Les femmes sont-elles plus vertueuses que les hommes lorsqu’il s’agit de signaler des actes répréhensibles dans les grosses boîtes de la Tech ? Oui, selon deux chercheuses américaines, même si les raisons sont plus complexes qu’il n’y paraît.
On vous dit lanceur d’alerte, vous pensez à… ? Julian Assange probablement, ou l’ancien employé de la NSA et de la CIA, Edward Snowden. Oui, mais ces dernières années, les lanceurs d’alerte dans le secteur de la Tech sont en fait des femmes. Bien plus que la proportion de femmes travaillant dans le secteur de la Tech, selon Francine Berman, professeure émérite d'informatique, et la sociologue Jennifer Lundquist. Elles ont commenté longuement les résultats de leur constat dans un article sur le site The Conversation.
Qui sont les femmes lanceuses d’alerte ?
Moins médiatisées que leurs homologues masculins, les lanceuses d’alerte n’ont pourtant pas manqué de cojones. Par exemple, l’ingénieure américaine Frances Haugen a divulgué des dizaines de milliers de documents de son ancienne entreprise Meta et comment son algorithme favorise les contenus haineux. Depuis, Madame Haugen figure dans le top des 100 personnes les plus influentes du Times.
Sophie Zhang, ex-data scientist chez Meta, s'est elle aussi exprimée au sujet de l'instrumentalisation politique de Facebook. Timnit Gebru et Rebecca Rivers ont interpellé Google sur des questions d'éthique et d'IA, et Janneke Parrish a fait part de ses inquiétudes quant à une culture de travail discriminatoire chez Apple. Sans oublier Susan Fowler chez Uber ou Ifeoma Ozoma chez Pinterest.
A priori, on pourrait penser que les femmes sont plus altruistes et plus soucieuses de l’intérêt public. Les chercheuses ont donc étudié « la nature des dénonciations des grandes entreprises technologiques, l'influence du genre et les implications pour le rôle de la technologie dans la société ». De leurs propres aveux, ce qu’elles ont découvert est à la fois « complexe et intrigant ».
Des femmes moins corruptibles ?
Les Nations unies ont récemment identifié le fait de nommer des femmes à des postes clés comme un élément de réduction de corruption et d’inégalités.
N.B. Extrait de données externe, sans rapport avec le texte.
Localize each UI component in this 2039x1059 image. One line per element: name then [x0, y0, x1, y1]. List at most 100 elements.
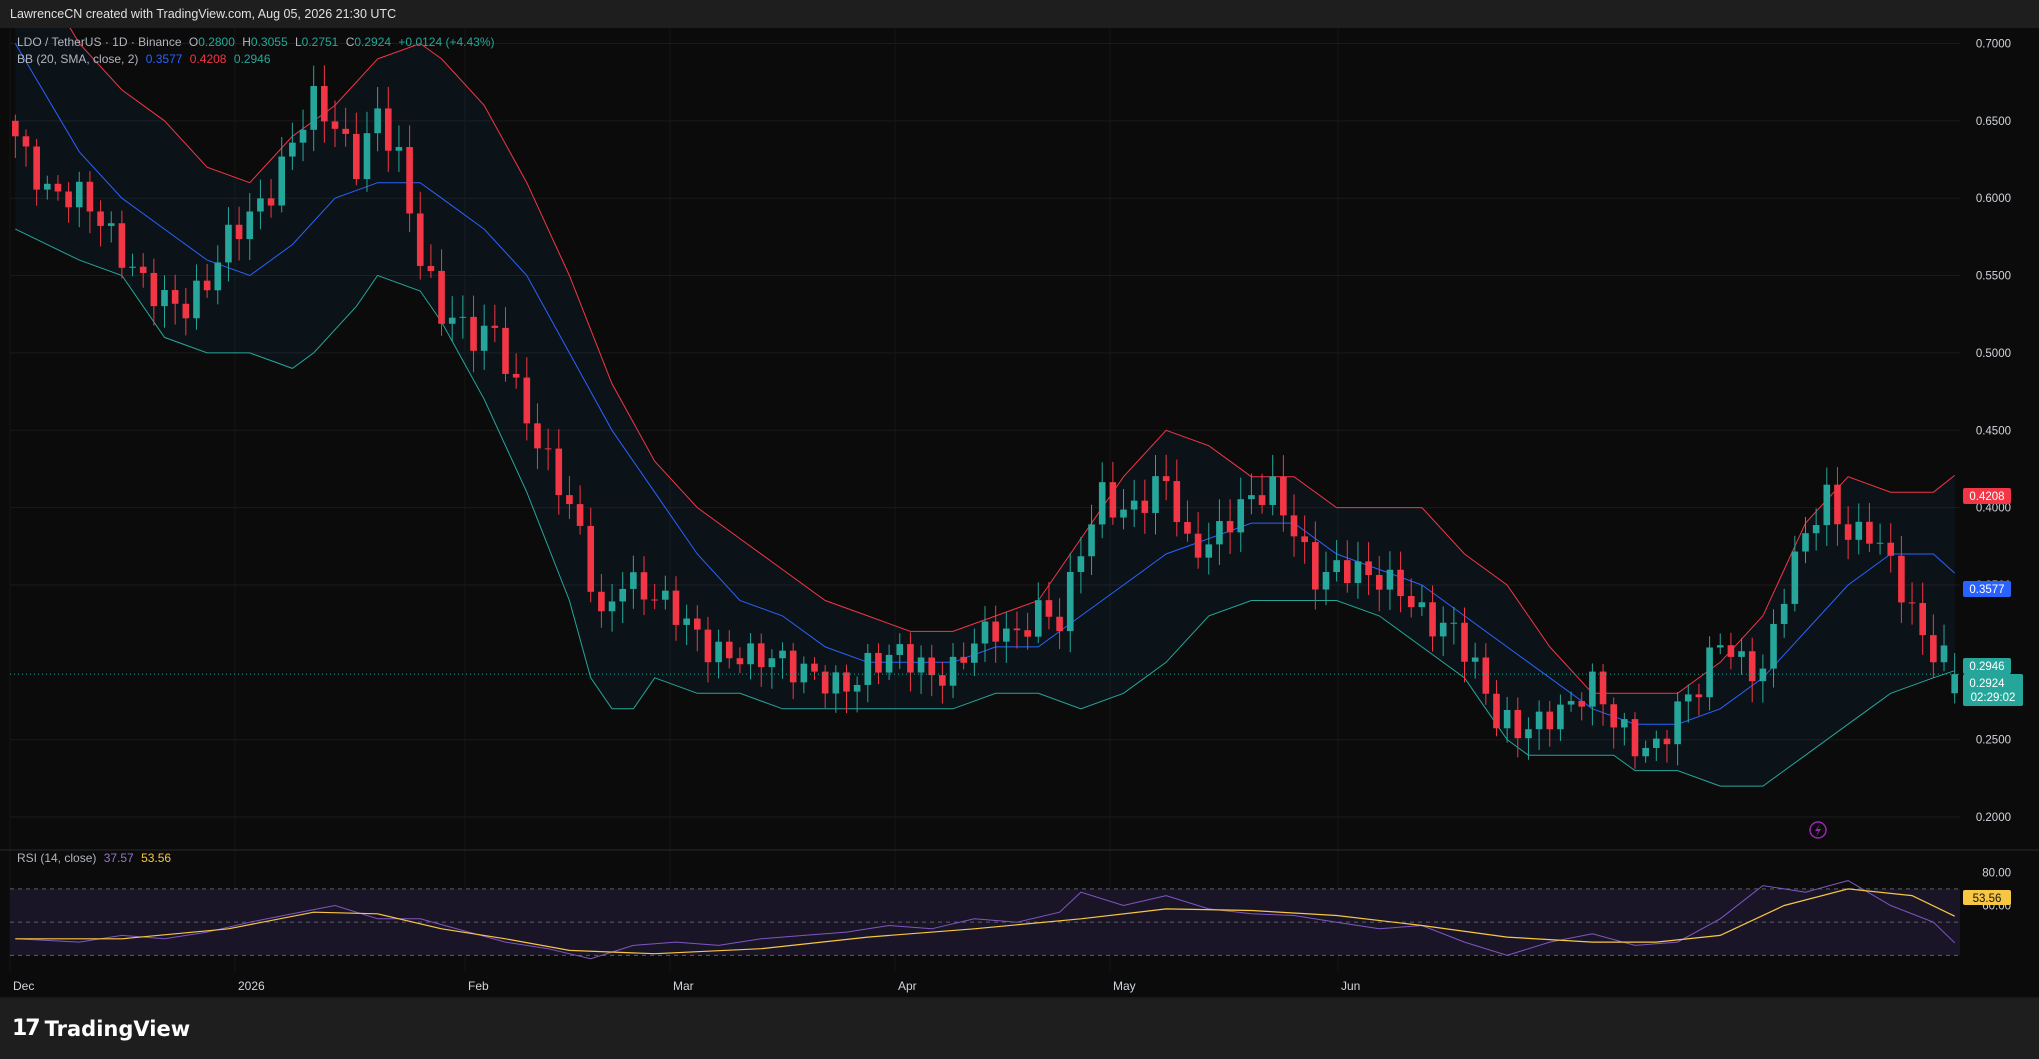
price-axis[interactable]: 0.7000 0.6500 0.6000 0.5500 0.5000 0.4500 0.40…: [1976, 38, 2011, 912]
close-value: 0.2924: [354, 35, 392, 49]
candle-body: [896, 644, 904, 655]
candle-body: [427, 265, 435, 271]
candle-body: [1546, 711, 1554, 730]
candle-body: [1471, 657, 1479, 662]
candle-body: [182, 303, 190, 319]
candle-body: [459, 316, 467, 318]
candle-body: [1003, 628, 1010, 642]
candle-body: [480, 325, 488, 351]
candle-body: [235, 224, 243, 240]
candle-body: [416, 213, 424, 266]
tradingview-logo[interactable]: 17 TradingView: [12, 1016, 190, 1041]
candle-body: [587, 525, 595, 592]
candle-body: [885, 654, 893, 673]
candle-body: [544, 448, 552, 450]
candle-body: [821, 671, 829, 694]
candle-body: [107, 223, 115, 226]
candle-body: [789, 650, 797, 683]
candle-body: [1056, 616, 1063, 632]
candle-body: [1290, 515, 1298, 537]
candle-body: [1812, 525, 1820, 534]
bar-countdown: 02:29:02: [1971, 692, 2016, 704]
candle-body: [1248, 495, 1255, 500]
candle-body: [939, 675, 946, 686]
open-value: 0.2800: [198, 35, 235, 49]
chart-canvas[interactable]: 0.7000 0.6500 0.6000 0.5500 0.5000 0.4500 0.40…: [0, 28, 2039, 999]
candle-body: [1386, 569, 1394, 590]
candle-body: [395, 147, 403, 151]
x-tick-label: Dec: [13, 979, 34, 993]
price-badges: 0.4208 0.3577 0.2946 0.2924 02:29:02 53.…: [1963, 488, 2023, 905]
candle-body: [1482, 657, 1490, 694]
candle-body: [448, 317, 456, 324]
high-value: 0.3055: [250, 35, 288, 49]
candle-body: [470, 316, 477, 351]
candle-body: [299, 129, 307, 143]
candle-body: [1514, 709, 1522, 739]
candle-body: [1280, 476, 1287, 516]
tradingview-chart-screen: LawrenceCN created with TradingView.com,…: [0, 0, 2039, 1059]
bb-indicator-name: BB (20, SMA, close, 2): [17, 52, 139, 66]
bb-basis-value: 0.3577: [145, 52, 183, 66]
candle-body: [811, 663, 818, 672]
time-axis[interactable]: Dec 2026 Feb Mar Apr May Jun: [13, 979, 1360, 993]
candle-body: [12, 120, 19, 137]
candle-body: [1098, 482, 1106, 525]
candle-body: [1844, 524, 1852, 540]
candle-body: [1930, 635, 1937, 663]
candle-body: [1876, 542, 1884, 544]
candle-body: [502, 327, 509, 374]
low-value: 0.2751: [301, 35, 339, 49]
bb-lower-value: 0.2946: [233, 52, 271, 66]
candle-body: [1333, 560, 1340, 572]
candle-body: [1898, 555, 1905, 603]
candle-body: [1365, 561, 1372, 576]
candle-body: [1461, 622, 1468, 662]
candle-body: [917, 657, 925, 673]
candle-body: [1407, 595, 1415, 608]
rsi-legend: RSI (14, close) 37.57 53.56: [17, 851, 175, 865]
x-tick-label: Feb: [468, 979, 489, 993]
bb-lower-badge: 0.2946: [1969, 661, 2004, 673]
candle-body: [1621, 719, 1628, 728]
symbol-title: LDO / TetherUS · 1D · Binance: [17, 35, 182, 49]
candle-body: [161, 290, 168, 307]
candle-body: [1684, 694, 1692, 702]
candle-body: [1525, 729, 1532, 739]
candle-body: [1034, 600, 1042, 637]
candle-body: [1642, 747, 1649, 757]
candle-body: [1077, 556, 1085, 572]
candle-body: [949, 656, 957, 686]
candle-body: [576, 504, 584, 526]
candle-body: [1503, 709, 1511, 729]
candle-body: [86, 181, 94, 212]
rsi-grid: [10, 888, 1960, 956]
symbol-legend: LDO / TetherUS · 1D · Binance O0.2800 H0…: [17, 35, 499, 49]
candle-body: [54, 183, 62, 192]
candle-body: [257, 198, 264, 212]
candle-body: [832, 672, 840, 694]
last-price-badge: 0.2924: [1969, 678, 2005, 690]
candle-body: [267, 198, 275, 206]
candle-body: [1695, 694, 1703, 698]
candle-body: [864, 652, 872, 685]
candle-body: [1834, 484, 1841, 525]
candle-body: [139, 266, 147, 273]
open-label: O: [188, 35, 199, 49]
candle-body: [1589, 671, 1596, 707]
candle-body: [598, 591, 605, 612]
candle-body: [907, 644, 914, 673]
candle-body: [1940, 645, 1948, 663]
flash-icon[interactable]: [1809, 821, 1827, 839]
candle-body: [1578, 701, 1586, 707]
rsi-indicator-name: RSI (14, close): [17, 851, 97, 865]
candle-body: [342, 128, 349, 134]
attribution-bar: LawrenceCN created with TradingView.com,…: [0, 0, 2039, 28]
x-tick-label: Mar: [673, 979, 694, 993]
candle-body: [971, 643, 978, 663]
x-tick-label: 2026: [238, 979, 265, 993]
candle-body: [779, 650, 786, 659]
y-tick-label: 0.5500: [1976, 271, 2011, 283]
candle-body: [619, 588, 627, 602]
candle-body: [33, 146, 40, 190]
Par exemple, l’ONU s’est rendu compte que plus la proportion de femmes élues dans les gouvernements est élevée, plus la corruption est faible. Il en va de même pour les entreprises. « D'autres études montrent un effet causal direct de l'élection de femmes dirigeantes et la réduction de la corruption », indiquent les chercheuses. Et de compléter : « Les femmes sont plus éthiques dans les transactions commerciales que leurs homologues masculins. »
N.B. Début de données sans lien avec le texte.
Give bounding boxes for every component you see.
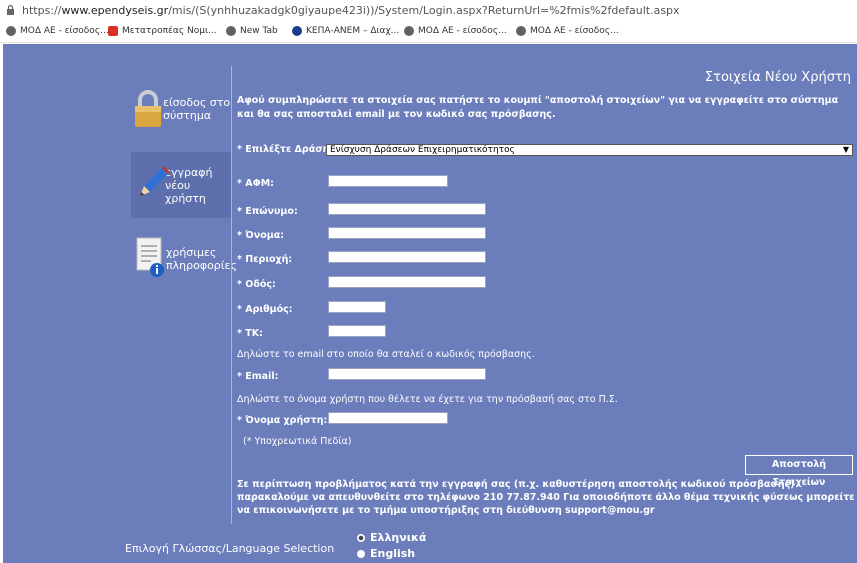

L’anonymat et la sous-représentation : deux facteurs de taille
Ok pour tous ces indices, qui révèlent que les femmes sont plus acculturées aux comportements éthiques. Mais est-ce suffisant pour affirmer avec certitude qu’elles sont plus vertueuses ? Plusieurs chercheurs se sont penchés sur la propension de personnes à dénoncer des actes répréhensibles : le genre n’était pas forcément concluant. En revanche, les femmes semblent plus disposées que les hommes à signaler des actes répréhensibles lorsqu'elles peuvent le faire en toute confidentialité. Pour éviter, selon les chercheuses, d’être confrontées à des taux de représailles plus élevés que les dénonciateurs masculins.
Dans le domaine de la technologie, un facteur supplémentaire entre en jeu : les femmes sont sous-représentées. Elles représentent environ 25 % de la main-d'œuvre et 30 % des postes de direction. Même chez Google, Meta, Apple, Amazon et Microsoft, les employés sont encore largement blancs et masculins. Difficile donc pour elles de modifier le système de l’intérieur. Elles peuvent se sentir exclues et moins obligées de respecter le cadre de l'entreprise lorsqu'elles sont témoins d'actes répréhensibles. C’est d’ailleurs, selon le docteur Ryan Smerek, directeur adjoint des affaires académiques et professeur à la Northwestern University dans l’Illinois, l’une des clés de la motivation des lanceurs d’alerte.
Pour les chercheuses, difficile d’arriver à une conclusion claire sur les raisons de la prévalence des femmes dénonciatrices dans les grandes entreprises technologiques. Toutefois ces dénonciations servent au moins deux objectifs principaux : réduire les dommages causés par ces grosses boîtes et y renforcer la diversité.